L’impact des énergies renouvelables
L’appui du monde des affaires à la lutte contre les changements climatiques s’est exprimé au fur et à mesure que certains morceaux sont tombés en place, dit M. Northrop. «La situation maintenant, c’est que l’énergie renouvelable est compétitive, ce qui n’était pas le cas il y a cinq ans. D’autant plus que l’efficacité énergétique, ça rapporte, alors qu’il y a cinq ans, c’était flou dans l’esprit de bien des gens.» Pourquoi M. Trump irait-il à l’encontre du monde des affaires? « Je ne comprends pas. »

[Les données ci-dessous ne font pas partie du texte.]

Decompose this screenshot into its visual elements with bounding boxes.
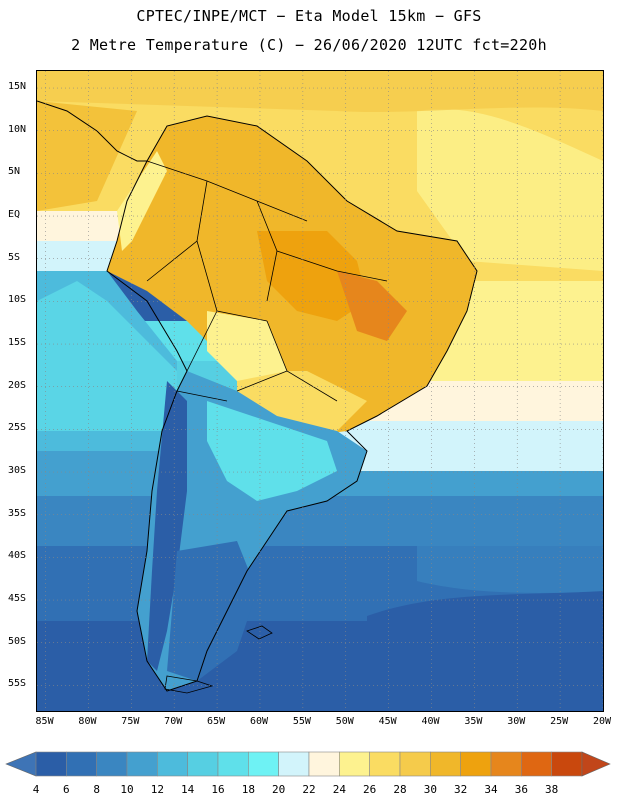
colorbar-segment-6: [217, 751, 249, 777]
lat-label-30S: 30S: [8, 465, 27, 477]
lon-label-30W: 30W: [507, 716, 526, 727]
colorbar-label-16: 16: [211, 783, 225, 796]
atlantic-yellow-patch: [417, 109, 603, 271]
lat-label-5N: 5N: [8, 166, 21, 178]
andes-north-cool: [117, 151, 167, 251]
lat-label-45S: 45S: [8, 593, 27, 605]
colorbar-label-20: 20: [272, 783, 286, 796]
lon-label-80W: 80W: [78, 716, 97, 727]
lat-label-35S: 35S: [8, 507, 27, 519]
colorbar-segment-10: [339, 751, 370, 777]
colorbar-segment-3: [126, 751, 158, 777]
colorbar-label-38: 38: [545, 783, 559, 796]
lat-label-10S: 10S: [8, 294, 27, 306]
colorbar-segment-11: [369, 751, 401, 777]
lon-label-85W: 85W: [35, 716, 54, 727]
pacific-coast-band: [37, 281, 177, 431]
colorbar-segment-2: [96, 751, 128, 777]
falklands-outline: [246, 625, 273, 640]
lon-label-70W: 70W: [164, 716, 183, 727]
colorbar-segment-4: [157, 751, 188, 777]
colorbar-segment-5: [187, 751, 219, 777]
temperature-colorbar: [5, 751, 611, 777]
lat-label-EQ: EQ: [8, 209, 21, 221]
colorbar-label-32: 32: [454, 783, 468, 796]
paraguay-mild: [207, 311, 287, 381]
colorbar-segment-15: [490, 751, 522, 777]
colorbar-segment-7: [248, 751, 279, 777]
lat-label-15S: 15S: [8, 337, 27, 349]
lat-label-55S: 55S: [8, 678, 27, 690]
colorbar-segment-14: [460, 751, 492, 777]
colorbar-label-24: 24: [332, 783, 346, 796]
lat-label-10N: 10N: [8, 123, 27, 135]
colorbar-segment-16: [521, 751, 552, 777]
colorbar-label-28: 28: [393, 783, 407, 796]
pacific-22-band: [37, 211, 127, 241]
caribbean-warm: [37, 71, 603, 113]
colorbar-label-30: 30: [423, 783, 437, 796]
colorbar-segment-0: [35, 751, 67, 777]
colorbar-low-arrow: [5, 751, 37, 777]
lon-label-25W: 25W: [550, 716, 569, 727]
colorbar-segment-9: [308, 751, 340, 777]
andes-cold: [147, 381, 187, 671]
colorbar-label-12: 12: [150, 783, 164, 796]
lat-label-40S: 40S: [8, 550, 27, 562]
lat-label-25S: 25S: [8, 422, 27, 434]
colorbar-label-36: 36: [514, 783, 528, 796]
south-atlantic-mid: [417, 501, 603, 593]
lon-label-60W: 60W: [249, 716, 268, 727]
patagonia-cold: [167, 541, 257, 681]
lat-label-20S: 20S: [8, 379, 27, 391]
colorbar-label-14: 14: [181, 783, 195, 796]
lon-label-40W: 40W: [421, 716, 440, 727]
lat-label-50S: 50S: [8, 635, 27, 647]
colorbar-label-22: 22: [302, 783, 316, 796]
lon-label-35W: 35W: [464, 716, 483, 727]
tierra-del-fuego-outline: [164, 675, 214, 694]
colorbar-segment-13: [430, 751, 461, 777]
lat-label-15N: 15N: [8, 81, 27, 93]
lon-label-55W: 55W: [292, 716, 311, 727]
colorbar-label-6: 6: [63, 783, 70, 796]
colorbar-segment-12: [399, 751, 431, 777]
argentina-mid: [207, 401, 337, 501]
colorbar-segment-17: [551, 751, 583, 777]
temperature-map: [37, 71, 603, 711]
central-brazil-hot: [337, 271, 407, 341]
colorbar-label-10: 10: [120, 783, 134, 796]
lon-label-50W: 50W: [335, 716, 354, 727]
continent-outline: [106, 115, 478, 692]
colorbar-high-arrow: [581, 751, 611, 777]
colorbar-label-4: 4: [32, 783, 40, 796]
title-line-1: CPTEC/INPE/MCT − Eta Model 15km − GFS: [136, 7, 482, 25]
colorbar-segment-1: [66, 751, 97, 777]
colorbar-label-26: 26: [363, 783, 377, 796]
map-panel[interactable]: [36, 70, 604, 712]
south-atlantic-blue: [367, 591, 603, 711]
colorbar-label-18: 18: [241, 783, 255, 796]
colorbar-label-8: 8: [93, 783, 100, 796]
title-line-2: 2 Metre Temperature (C) − 26/06/2020 12U…: [71, 36, 547, 54]
east-pacific-warm: [37, 101, 137, 211]
central-america-outline: [37, 100, 147, 162]
lon-label-65W: 65W: [207, 716, 226, 727]
colorbar-label-34: 34: [484, 783, 498, 796]
pacific-20-band: [37, 241, 117, 271]
lon-label-20W: 20W: [592, 716, 612, 727]
lat-label-5S: 5S: [8, 251, 21, 263]
colorbar-segment-8: [278, 751, 310, 777]
graticule: [37, 71, 603, 711]
lon-label-75W: 75W: [121, 716, 140, 727]
lon-label-45W: 45W: [378, 716, 397, 727]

Même la superpétrolière ExxonMobil a été obligée de rappeler, lors de son assemblée d’actionnaires mercredi matin, qu’elle appuie toujours l’Accord de Paris. En mars, la Maison-Blanche a sollicité son avis sur la question. ExxonMobil a répondu, en gros, que les États-Unis étaient parfaitement outillés pour concurrencer à l’intérieur du cadre de l’entente, d’autant plus que l’Accord mènera à des innovations technologiques et à un usage accru du gaz naturel, moins polluant que le pétrole.
L’ancien patron d’ExxonMobil devenu secrétaire d’État, Rex Tillerson, devait d’ailleurs rencontrer M. Trump mercredi après-midi, selon le New
York Times. M. Tillerson est favorable à l’Accord de Paris.
Emplois perdus
L’argumentaire des avantages économiques irrite profondément la Chambre de commerce des États-Unis, qui ne cesse de déplorer «les engagements pris par le président Obama à Paris ». Le groupe de pression, critiqué pour des prises de position qui ne cadrent plus avec celles de ses membres, a estimé que l’Accord «pourrait coûter 3000 milliards à l’économie américaine », causer la perte de
6,5 millions d’emplois d’ici 2040 et réduire de 7000$ le revenu des ménages.
À elle seule, la Chambre de commerce américaine aurait dépensé 90 millions en activités de lobbying sur des questions climatiques en 2014. Un groupe de chercheurs a conclu, dans une étude publiée l’an dernier par l’Academy of Management Discoveries, que les dépenses de lobbying pour la période 2006-2009 ont atteint plus d’un milliard. L’analyse a porté sur 1141 entreprises.
Mais les dépenses de lobbying se font d’un côté comme de l’autre. L’étude a démontré que les sociétés qui dépensaient le plus en lobbying étaient soit des grands émetteurs, soit des sociétés qui émettent très peu de GES. Les moins dépensières? Celles qui se trouvent au milieu du peloton.